TSM - Checksum Feature FAQ

1. When do we create the checksum of the file on tape?

Once the store occurs, if we do not get back a SCSI error or check condition, it is stored in the filecompX table.

We generate a checksum for each 'segment' of the file, so we are really generating the checksum twice - once for each copy (since they could each be written at different times (or even on different libraries, etc).

Each copy of the checksum is stored according to the file_key+segment+copy+version.

Example:

You can view the checksum for each copy, and each segment via "fsfileinfo -c <filename>"

But if it had 2 segments for 2 copies it would look like the following, with 2 entries for each copy (one entry each

for each copy and each segment of the most current version).

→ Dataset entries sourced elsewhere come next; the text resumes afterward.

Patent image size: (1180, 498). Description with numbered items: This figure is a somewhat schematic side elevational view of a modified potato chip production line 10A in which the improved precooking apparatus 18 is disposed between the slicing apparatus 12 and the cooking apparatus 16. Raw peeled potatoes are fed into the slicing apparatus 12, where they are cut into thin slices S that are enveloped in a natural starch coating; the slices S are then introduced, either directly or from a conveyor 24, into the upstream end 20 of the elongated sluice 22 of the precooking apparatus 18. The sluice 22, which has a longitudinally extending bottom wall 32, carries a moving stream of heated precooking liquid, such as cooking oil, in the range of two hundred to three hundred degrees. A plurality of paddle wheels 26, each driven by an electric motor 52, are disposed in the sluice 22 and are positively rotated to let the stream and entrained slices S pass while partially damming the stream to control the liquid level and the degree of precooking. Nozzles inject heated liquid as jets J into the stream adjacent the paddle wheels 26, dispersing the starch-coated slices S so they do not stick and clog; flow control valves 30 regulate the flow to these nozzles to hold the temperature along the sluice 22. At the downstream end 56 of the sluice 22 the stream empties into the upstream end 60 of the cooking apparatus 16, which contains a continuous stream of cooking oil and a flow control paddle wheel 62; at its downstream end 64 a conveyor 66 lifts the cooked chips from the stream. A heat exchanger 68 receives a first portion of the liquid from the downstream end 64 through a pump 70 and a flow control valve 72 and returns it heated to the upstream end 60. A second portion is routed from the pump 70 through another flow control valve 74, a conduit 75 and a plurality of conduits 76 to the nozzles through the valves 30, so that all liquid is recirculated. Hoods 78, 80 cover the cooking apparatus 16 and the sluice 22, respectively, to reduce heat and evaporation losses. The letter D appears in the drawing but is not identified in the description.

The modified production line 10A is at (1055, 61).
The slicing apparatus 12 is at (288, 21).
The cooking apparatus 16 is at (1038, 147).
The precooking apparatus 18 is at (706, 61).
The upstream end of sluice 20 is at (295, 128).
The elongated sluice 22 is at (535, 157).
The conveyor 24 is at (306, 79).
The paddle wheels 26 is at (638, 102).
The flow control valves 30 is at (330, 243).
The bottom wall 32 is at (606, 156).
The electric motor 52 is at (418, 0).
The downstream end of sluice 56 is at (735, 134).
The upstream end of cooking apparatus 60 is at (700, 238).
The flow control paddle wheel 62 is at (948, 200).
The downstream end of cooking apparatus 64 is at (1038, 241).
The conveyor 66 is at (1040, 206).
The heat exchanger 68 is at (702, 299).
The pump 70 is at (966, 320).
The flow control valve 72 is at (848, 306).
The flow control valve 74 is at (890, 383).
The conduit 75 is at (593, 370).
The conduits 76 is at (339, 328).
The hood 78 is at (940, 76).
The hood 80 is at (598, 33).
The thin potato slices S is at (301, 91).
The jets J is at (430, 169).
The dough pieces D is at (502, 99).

# fsfileinfo -c /stornext/snfs1/pc1/A_Big_File

-------------------------------------------------------------------------------

File Information Report Tue Jun 26 11:22:04 2012

Filename: /stornext/snfs1/pc1/A_Big_File

Stored path: <same>

-------------------------------------------------------------------------------

Last Modification: 02-may-2012 10:36:39

Owner: root Location: DISK AND TAPE

Group: root Existing Copies: 1

Access: 664 Target Copies: 1

Target Stub: 0 (KB) Existing Stub: n/a

File size: 1,066,025,676 Store: MINTIME

Affinity: n/a Reloc: MINTIME

Class: pc1 Trunc: MINTIME

Clean DB Info: YES

Media: 000026(1)

Checksum: 0f6cb2cbab362d5d02743091509fd9d2(1,1) ### copy(1) segment(1)

0fblah_blah_blah_blah0000000xxxx(1,2) ### copy(1) segment(2)

0f6cb2cbab362d5d02743091509fd9d2(2,1) ### copy(2) segment(1)

0fblah_blah_blah_blah0000000xxxx(2,2) ### copy(2) segment(2)

2. When do we compare the checksum of the copy written to tape with the checksum of the file on disk?

Once it is retrieved, it is validated as to the same checksum for that file_key+segment+copy+version.

3. How do we make sure the File has been correctly written to Tape?

Regrettably, it does not check on the actual write. If we do not get an indication back that the write was somehow unsuccessful, then we don’t know.

The sum is generated (per segment) and stored (per segment) as the write occurs, but not on what actually gets written to tape media. It is validated only on the retrieves.

4. If we would hit a corruption in between MDC -> SAN -> Drive Buffer Cache, when would we recognize the corruption?

On retrieval only. There was talk about “read after write” type scenarios, but due to the impact on performance that idea was shot down. The overhead of a verify after write is a huge performance penalty.

Note: The Drive is still doing a Read-after-Write from its Buffer Cache.

5. What’s the difference between our checksum feature and eg. manual md5sum ( beside that SN creates checksum for Segments )

It is just automated to some extent.

6. We recently added a bug (Bug44464) with a task of denying truncation on a file with two different checksums. That way the disk copy would always be there – but then who would know unless a retrieve occurred?

Note: Bug 44464 only works when > 1 copy is stored. It still does not guarantee that both copies are not corrupted but it does minimize the risk to a very large degree.

Other Enhancement Request which requires your feedback!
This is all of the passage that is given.